«Открытое обращение по амнистии и помилованию незаконно осужденного политзаключенного Григория Грабового»

Вид материалаЗакон
Степанов В.В.
Из зала – И вывешивать надо на столбах, в газетах печатать Трепашкин М.И
Из зала – и в Международный суд? Трепашкин М.И.
Подобный материал:
1   2   3   4
Князькин С.А. – Спасибо. Сейчас мы попросим Михаила Ивановича Трепашкина, который подошел, выступить. Я только один нюанс хочу уточнить. Владимир Викторович хотел сказать, что никакого обещания по поводу воскрешения детей Беслана не было. Прозвучало, что никакого воскрешения не было. Я думаю, что это вопрос к Богу, да. Вот – никакого обещания.

Степанов В.В. – Да, да.

Князькин С.А. – Михаил Иванович, пожалуйста.

Трепашкин М.И. – Да, я думаю, что здесь уже основные вопросы все осветили, Я бы хотел добавить, что я только что выступал на «Народном Радио», до этого у меня брал интервью как раз по сегодняшней пресс–конференции представитель Интерфакса. В связи с чем решили обратиться, как это соотносится с требованиями закона, и тому подобное. Значит, и третья дата, которую я тоже хотел бы сразу увязать, в дальнейшем я просто затрону, может быть, вопросы как раз будут. 10–го ноября этого года в Государственной Думе было заседание с участием 50 членов парламентской ассамблеи Совета Европы, со всех стран приехали, которые были озадачены рядом вопросов. Наряду с вопросами коррупции, с вопросами протокола четырнадцать Европейской Конвенции «О защите прав человека и основных свобод», предусматривающий ускоренную процедуру рассмотрения дел в Европейском суде. Россия не подписывает почему–то этот протокол, и заканчивая, значит – как разработать меры по противодействию, по защите разоблачителей, так оно звучало. По защите разоблачителей. То есть те лица, которые в государстве как только выступят где–то против, или вопреки, скажем, мнению руководителей, их начинают сразу преследовать.

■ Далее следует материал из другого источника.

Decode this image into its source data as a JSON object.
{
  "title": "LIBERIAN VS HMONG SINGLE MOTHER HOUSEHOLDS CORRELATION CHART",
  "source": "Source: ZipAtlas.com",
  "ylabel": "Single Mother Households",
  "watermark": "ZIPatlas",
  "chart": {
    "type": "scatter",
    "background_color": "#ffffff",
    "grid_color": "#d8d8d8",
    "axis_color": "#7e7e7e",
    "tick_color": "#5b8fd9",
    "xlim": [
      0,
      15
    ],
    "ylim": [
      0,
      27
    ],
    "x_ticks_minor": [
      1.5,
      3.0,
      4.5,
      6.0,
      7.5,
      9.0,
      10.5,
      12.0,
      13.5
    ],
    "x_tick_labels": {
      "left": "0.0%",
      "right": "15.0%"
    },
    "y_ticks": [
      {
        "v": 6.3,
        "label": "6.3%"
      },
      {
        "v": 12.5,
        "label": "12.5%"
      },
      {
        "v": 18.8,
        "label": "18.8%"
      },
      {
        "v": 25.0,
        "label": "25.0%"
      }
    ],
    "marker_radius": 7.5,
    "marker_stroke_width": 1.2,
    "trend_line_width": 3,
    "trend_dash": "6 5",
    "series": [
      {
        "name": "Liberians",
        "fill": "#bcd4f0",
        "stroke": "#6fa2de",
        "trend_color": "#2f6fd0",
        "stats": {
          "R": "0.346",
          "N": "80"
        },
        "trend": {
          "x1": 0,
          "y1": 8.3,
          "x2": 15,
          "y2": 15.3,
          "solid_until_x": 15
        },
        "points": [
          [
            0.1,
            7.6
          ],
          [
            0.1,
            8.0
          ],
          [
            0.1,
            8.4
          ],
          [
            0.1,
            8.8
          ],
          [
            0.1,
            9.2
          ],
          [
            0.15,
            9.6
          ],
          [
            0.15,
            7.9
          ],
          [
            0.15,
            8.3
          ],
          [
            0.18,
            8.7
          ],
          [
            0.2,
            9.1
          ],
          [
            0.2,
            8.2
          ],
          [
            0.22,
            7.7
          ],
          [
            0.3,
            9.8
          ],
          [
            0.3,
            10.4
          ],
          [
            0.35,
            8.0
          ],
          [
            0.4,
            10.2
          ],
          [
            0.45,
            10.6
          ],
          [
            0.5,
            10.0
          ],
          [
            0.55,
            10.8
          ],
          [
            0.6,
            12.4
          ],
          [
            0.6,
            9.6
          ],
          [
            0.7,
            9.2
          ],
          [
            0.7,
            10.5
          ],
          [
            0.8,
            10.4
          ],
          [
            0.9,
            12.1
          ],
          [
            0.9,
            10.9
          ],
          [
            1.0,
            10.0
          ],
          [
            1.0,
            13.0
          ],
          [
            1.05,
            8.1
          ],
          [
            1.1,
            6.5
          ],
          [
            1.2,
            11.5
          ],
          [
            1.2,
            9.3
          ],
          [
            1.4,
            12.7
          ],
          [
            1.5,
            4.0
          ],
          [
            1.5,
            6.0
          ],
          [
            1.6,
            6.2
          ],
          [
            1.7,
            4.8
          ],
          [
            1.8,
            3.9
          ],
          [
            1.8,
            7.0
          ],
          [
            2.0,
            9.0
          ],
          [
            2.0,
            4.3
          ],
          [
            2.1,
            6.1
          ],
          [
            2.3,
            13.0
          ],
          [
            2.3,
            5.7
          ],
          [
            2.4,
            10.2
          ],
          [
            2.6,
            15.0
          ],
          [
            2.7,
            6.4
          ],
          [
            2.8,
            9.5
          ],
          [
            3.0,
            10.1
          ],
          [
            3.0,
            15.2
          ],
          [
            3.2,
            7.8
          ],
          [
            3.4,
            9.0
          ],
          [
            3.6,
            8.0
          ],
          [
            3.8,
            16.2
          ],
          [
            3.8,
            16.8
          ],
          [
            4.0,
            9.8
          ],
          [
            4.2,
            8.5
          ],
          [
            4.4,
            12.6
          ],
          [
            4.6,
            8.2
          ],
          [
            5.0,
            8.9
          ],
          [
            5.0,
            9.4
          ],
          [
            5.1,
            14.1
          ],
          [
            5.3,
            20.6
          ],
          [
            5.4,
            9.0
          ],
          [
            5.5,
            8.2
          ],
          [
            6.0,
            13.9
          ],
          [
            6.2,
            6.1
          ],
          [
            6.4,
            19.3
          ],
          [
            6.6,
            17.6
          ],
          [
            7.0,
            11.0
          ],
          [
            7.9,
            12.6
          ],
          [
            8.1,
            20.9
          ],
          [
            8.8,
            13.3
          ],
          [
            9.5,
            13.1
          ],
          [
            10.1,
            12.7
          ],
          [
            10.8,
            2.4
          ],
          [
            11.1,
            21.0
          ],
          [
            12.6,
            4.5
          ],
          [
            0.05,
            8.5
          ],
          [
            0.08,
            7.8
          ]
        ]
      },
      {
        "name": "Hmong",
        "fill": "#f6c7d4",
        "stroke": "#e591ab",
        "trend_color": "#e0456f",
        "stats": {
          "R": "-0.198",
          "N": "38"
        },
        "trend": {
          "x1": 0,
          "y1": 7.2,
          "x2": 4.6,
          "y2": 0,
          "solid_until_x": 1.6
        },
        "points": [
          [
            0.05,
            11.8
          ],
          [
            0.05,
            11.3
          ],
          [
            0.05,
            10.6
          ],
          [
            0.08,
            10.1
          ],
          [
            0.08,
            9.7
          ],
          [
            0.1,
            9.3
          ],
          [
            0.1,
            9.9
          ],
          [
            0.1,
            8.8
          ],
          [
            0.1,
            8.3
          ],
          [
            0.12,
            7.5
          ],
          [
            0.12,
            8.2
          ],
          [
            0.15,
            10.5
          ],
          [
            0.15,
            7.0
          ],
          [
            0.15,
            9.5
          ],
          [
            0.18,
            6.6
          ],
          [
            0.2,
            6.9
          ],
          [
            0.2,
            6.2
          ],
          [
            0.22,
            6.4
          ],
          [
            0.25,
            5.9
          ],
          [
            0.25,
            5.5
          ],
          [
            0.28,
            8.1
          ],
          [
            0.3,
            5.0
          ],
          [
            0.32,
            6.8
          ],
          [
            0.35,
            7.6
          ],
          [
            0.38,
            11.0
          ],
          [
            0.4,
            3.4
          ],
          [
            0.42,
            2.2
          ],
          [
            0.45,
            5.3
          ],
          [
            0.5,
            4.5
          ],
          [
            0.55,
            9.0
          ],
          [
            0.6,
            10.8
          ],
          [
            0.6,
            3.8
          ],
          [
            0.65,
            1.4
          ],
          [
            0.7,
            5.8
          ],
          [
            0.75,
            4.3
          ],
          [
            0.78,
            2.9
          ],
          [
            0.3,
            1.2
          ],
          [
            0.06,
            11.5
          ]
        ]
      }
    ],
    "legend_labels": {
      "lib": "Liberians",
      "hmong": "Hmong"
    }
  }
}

Начну, наверное, с первого, где было интервью с представителем Интерфакса. Значит, снова всплыл вопрос, все же за что конкретно осудили Григория Петровича Грабового. По прежнему еще мнение таково, что он занимался мошенничеством, брал деньги за, скажем, ложные обещания. И очень–очень тяжело, как говорится, переубедить, но можно в тоже время. Когда начинаешь показывать конкретные факты, как фабриковалось дело, как оно устроено, у людей мнение меняется.

А это дело – оно однозначно, оно однозначно результат несправедливого правосудия и результат, как говорится, преследования неугодных властями. Когда суд, суды начинают выступать в качестве административного органа, если сказали: «фас», то человека все равно осудят. Потому что у Григория Петровича Грабового то, что есть в обвинительном заключении, оно максимально может охватываться гражданско – процессуальным Кодексом Российской Федерации, гражданско– правовые отношения. И ничего уголовного там не усматривается, не усматривается. А теперь, что касается этого обращения – оно необходимо. Поднимать эти вопросы необходимо.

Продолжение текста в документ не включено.